Although the cysts can be tender to touch, red and inflamed, generally the cysts are not painful and they are harmless and NOT linked to cancer. If you pop them, pus will ooze out and this can smell bad.
Another reason why you might get hard bumps on face is if you have ingrown hairs and this can definitely apply to the areas of your body on which you do perform hair removal treatments. What happens here is that the follicle that the hair grows from beneath the skin becomes blocked and the hair continues to grow in that follicle. Over time, the hard bump will ge bigger and bigger as it fills with the hair as well as pus if it gets infected and at this stage you are likely to see redness and experience soreness also. Technically the hair is a foreign body in the skin so it will send white blood cells to attack it and that’s what causes the pus.
Not just caused by shaving, ingrown hairs can also be caused by friction either by skin (chafing) or with clothing.
If you have hard bumps on face that are neither sore or red, there is a good chance that you have milia, something that can be passed on from generation to generation but for the most part, nobody really knows what causes them.
Looking much like whiteheads, these are white pus-filled cysts that are harmless and usually not painful.

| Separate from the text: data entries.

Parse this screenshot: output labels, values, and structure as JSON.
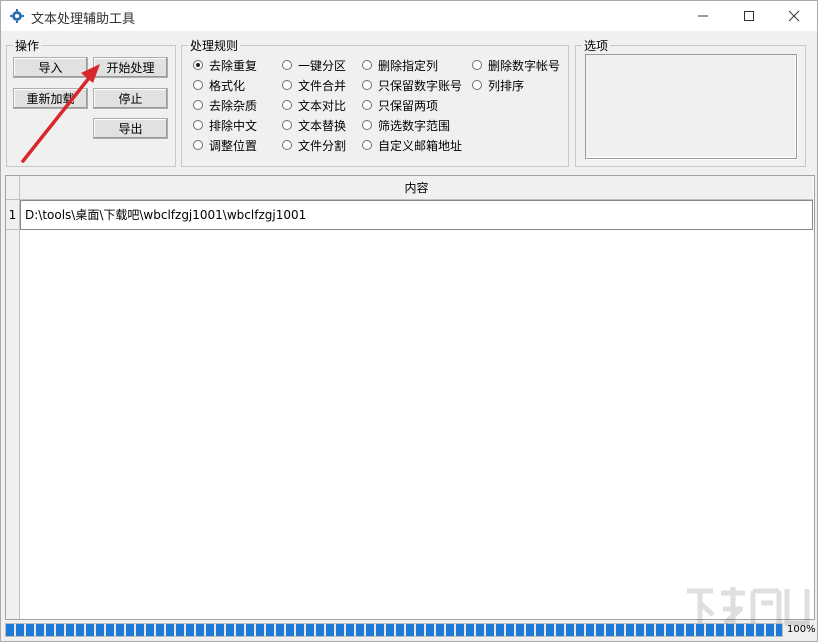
{
  "window": {
    "title": "文本处理辅助工具",
    "icons": {
      "app": "gear-icon",
      "minimize": "minimize-icon",
      "maximize": "maximize-icon",
      "close": "close-icon"
    }
  },
  "operations": {
    "legend": "操作",
    "buttons": {
      "import": "导入",
      "start": "开始处理",
      "reload": "重新加载",
      "stop": "停止",
      "export": "导出"
    }
  },
  "rules": {
    "legend": "处理规则",
    "options": [
      {
        "label": "去除重复",
        "checked": true
      },
      {
        "label": "格式化",
        "checked": false
      },
      {
        "label": "去除杂质",
        "checked": false
      },
      {
        "label": "排除中文",
        "checked": false
      },
      {
        "label": "调整位置",
        "checked": false
      },
      {
        "label": "一键分区",
        "checked": false
      },
      {
        "label": "文件合并",
        "checked": false
      },
      {
        "label": "文本对比",
        "checked": false
      },
      {
        "label": "文本替换",
        "checked": false
      },
      {
        "label": "文件分割",
        "checked": false
      },
      {
        "label": "删除指定列",
        "checked": false
      },
      {
        "label": "只保留数字账号",
        "checked": false
      },
      {
        "label": "只保留两项",
        "checked": false
      },
      {
        "label": "筛选数字范围",
        "checked": false
      },
      {
        "label": "自定义邮箱地址",
        "checked": false
      },
      {
        "label": "删除数字帐号",
        "checked": false
      },
      {
        "label": "列排序",
        "checked": false
      }
    ]
  },
  "options_panel": {
    "legend": "选项"
  },
  "table": {
    "header": "内容",
    "rows": [
      {
        "num": "1",
        "content": "D:\\tools\\桌面\\下载吧\\wbclfzgj1001\\wbclfzgj1001"
      }
    ]
  },
  "progress": {
    "value": 1.0,
    "label": "100%",
    "color": "#1d7ad6"
  },
  "annotation": {
    "arrow_color": "#d9262b"
  }
}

Although it is rare that hard bumps on face will be cancer, skin cancer can materialize in this form and basal cell carcinoma tends to be the biggest culprit as far as this symptom is concerned.
Although not painful and usually evolving and growing slowly, both age and exposure to the sun can increase the risks of developing skin cancer and the only way to diagnose it is with the use of a biopsy.
How to treat hard bumps on face
The treatment of your hard lumps on face will very much depend on the root cause behind it. Sebaceous cysts, for example, can often be treated at home with hot compresses and should it become infected, with steroid treatments either oral or topical. You can have the cysts removed but this will require numbing cream and the cyst being cut open before the pus inside is drained and this will only be done in the worst of cases.
For other problems such as acne, minor spot outbreaks, etc. using warm water and a gentle cleanser twice per day will do the trick, ridding the skin of dirt and grime and washing the bad bacteria away. You should never scrub the face as this could cause further damage and injury, and always pat dry rather than rub with a towel.
If you have inflammation and swelling, a cold compress can help and this can even help to reduce redness and irritation too, often providing almost immediate relief from soreness or itching.
Acne treatments can help with the harsher cases, especially those containing ingredients such as benzoyl peroxide and salicylic acid as these have proven to be especially helpful in at-home acne treatments.
If you are experiencing these hard bumps on face because of ingrown hairs, exfoliating or using a rough sponge can help to remove the top layer of skin and encourage the new growth to poke through it, freeing the follicle. You could also try using a scrub with a coarse material such as sugar. This will also help remove the top layer of dead or unhealthy skin cells, allow regrowth and also that hair to break free.
Milia can be solved by lightly breaking away the top layer of the pus filled bump and draining it out although if left to their own devices, won’t cause any problems other than aesthetic ones.